Jon Lee Anderson has a piece on What has Hugo Chávez wrought in Venezuela? (see Letter From Caracas, Slumlord, New Yorker, Jan 28, 2013). Anderson reports:
“Caracas has deteriorated beyond all measure. It has one of the highest homicide rates in the world; last year, in a city of three million, an estimated thirty-six hundred people were murdered, or about one every two hours. The murder rate in Venezuela has tripled since Chávez took office.”
That New Yorker piece prompted a note to this blog about the carjacking of an American diplomat in Caracas last October. Did I know about that? No, I did not. Fortunately, the criminals only took the vehicle and the FSO was not harmed. Here is what we’ve learned about that incident:
On Tuesday, October 9, 2012, at approximately 7:50 p.m. an American employee of Embassy Caracas was carjacked in the Sebucan neighborhood of Caracas. The perpetrators were three or four men armed with handguns. The victim’s house keys, wallet, and cell phone were in the cup holders located between the vehicle’s two front seats at the time of the carjacking. They were taken with the car. The victim was unharmed, and with the aid of friends living in a nearby building, was able to contact the Regional Security Office which then dispatched an embassy roving patrol to pick up the victim. The victim stayed the night in the home of another embassy employee.
Apparently, the neighborhood of Sebucan, where the carjacking took place, is notorious for its difficult to navigate narrow streets. The victim had stopped his/her vehicle in front of a friend’s apartment building on one of these narrow streets, waiting for his/her friends to come down, when he/she saw another vehicle coming down the street. The victim attempted to maneuver his/her vehicle closer to the curb, in order to allow the other vehicle to pass, in effect boxing his/her own vehicle in. Instead of passing, the other vehicle pulled right up to the victim’s bumper, and three or four men got out of the vehicle, brandishing handguns. The whole time the attackers had their weapons pointed at the victim. The victim was divested of his/her cell phone and later frisked as if searching for weapons. The attackers then got into their own and the victim’s vehicles, and drove both vehicles away.
After the carjacking, the US Embassy in Caracas reportedly sent out a notice to all mission employees with several suggestions to “help future potential victims stay safe” and with the following interesting tidbit:
“Being forced from your vehicle at gunpoint by multiple armed men and left on the side of the road is a harrowing experience. It is the criminals who conduct these crimes, not their targets, who should be held responsible, and RSO has no interest in “blaming the victim.”

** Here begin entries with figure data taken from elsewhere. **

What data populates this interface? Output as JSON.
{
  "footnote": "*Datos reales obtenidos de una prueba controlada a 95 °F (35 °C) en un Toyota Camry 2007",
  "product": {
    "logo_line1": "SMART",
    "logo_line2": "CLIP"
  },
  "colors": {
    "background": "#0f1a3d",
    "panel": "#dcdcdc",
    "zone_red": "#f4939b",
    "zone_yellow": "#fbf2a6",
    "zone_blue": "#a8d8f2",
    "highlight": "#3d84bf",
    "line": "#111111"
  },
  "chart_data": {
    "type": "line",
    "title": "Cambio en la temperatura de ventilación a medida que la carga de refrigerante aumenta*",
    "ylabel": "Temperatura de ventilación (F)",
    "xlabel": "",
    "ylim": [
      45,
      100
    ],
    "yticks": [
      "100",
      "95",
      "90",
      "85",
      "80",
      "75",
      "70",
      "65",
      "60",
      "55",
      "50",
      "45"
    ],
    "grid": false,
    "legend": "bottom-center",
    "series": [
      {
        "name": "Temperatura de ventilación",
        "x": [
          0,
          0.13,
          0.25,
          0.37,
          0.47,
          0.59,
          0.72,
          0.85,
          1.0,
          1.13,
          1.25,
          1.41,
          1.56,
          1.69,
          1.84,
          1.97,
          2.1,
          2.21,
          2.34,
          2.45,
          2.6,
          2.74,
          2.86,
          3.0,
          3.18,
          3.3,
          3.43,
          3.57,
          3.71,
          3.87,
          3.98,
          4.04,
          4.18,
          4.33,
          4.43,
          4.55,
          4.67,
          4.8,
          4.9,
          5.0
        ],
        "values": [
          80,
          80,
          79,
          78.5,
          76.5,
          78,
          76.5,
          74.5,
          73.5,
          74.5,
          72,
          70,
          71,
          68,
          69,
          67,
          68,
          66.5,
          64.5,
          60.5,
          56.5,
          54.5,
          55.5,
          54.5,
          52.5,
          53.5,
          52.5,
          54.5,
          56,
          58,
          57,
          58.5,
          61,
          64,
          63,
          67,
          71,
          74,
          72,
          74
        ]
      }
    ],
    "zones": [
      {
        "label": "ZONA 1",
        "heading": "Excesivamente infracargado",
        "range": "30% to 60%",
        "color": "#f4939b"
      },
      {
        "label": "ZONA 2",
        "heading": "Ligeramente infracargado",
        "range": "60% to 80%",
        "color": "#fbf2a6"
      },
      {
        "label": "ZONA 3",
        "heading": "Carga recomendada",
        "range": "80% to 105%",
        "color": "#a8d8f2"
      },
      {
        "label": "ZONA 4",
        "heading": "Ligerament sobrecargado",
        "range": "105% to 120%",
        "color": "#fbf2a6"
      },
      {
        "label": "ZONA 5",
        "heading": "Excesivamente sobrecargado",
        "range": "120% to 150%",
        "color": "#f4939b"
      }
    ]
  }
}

Uh-oh! If that got into the notice, does that mean “blaming the victim” went around the block five times over and round and round within the mission that the RSO had to distance itself from it?
Our Caracas note writer had some rather strong words for the mothership, which we are reprinting in part below:
“The State Department has not done much to assist the community in Caracas in dealing with issues like this, and Caracas is still a ZERO percent danger post.[…] The 20% hardship pay is also low considering the difficulty of living here, the security no-go areas, the government’s open hatred of the US, the crazy artificial exchange rate and highest inflation in world, and the lack of infrastructure. The department has not done anything to boost the low morale.”
As of January 27, 2013, Caracas is a 42% COLA, 20% hardship post and indeed, a 0% danger post.
We’ll have a related post later on danger pay designation because it has been coming up with more frequency. In the meantime, maybe one of our readers from Foggy Bottom can flag this post for WHA A/S Roberta Jacobson and please tell her there are stuff going on in her Caracas shop?
For sure, WHA is aware that between July 2010 and October 2011, US Embassy Caracas had two interim chargés, and relied upon a series of acting DCMs, which contributed to inconsistency and confusion regarding internal direction within the mission. This was in the 2012 IG inspection report. But of related concern to that, the embassy has a good number of first tour officers. This potentially can be a most memorable tour for those officers, but not in a good way meriting fondness and inspiration.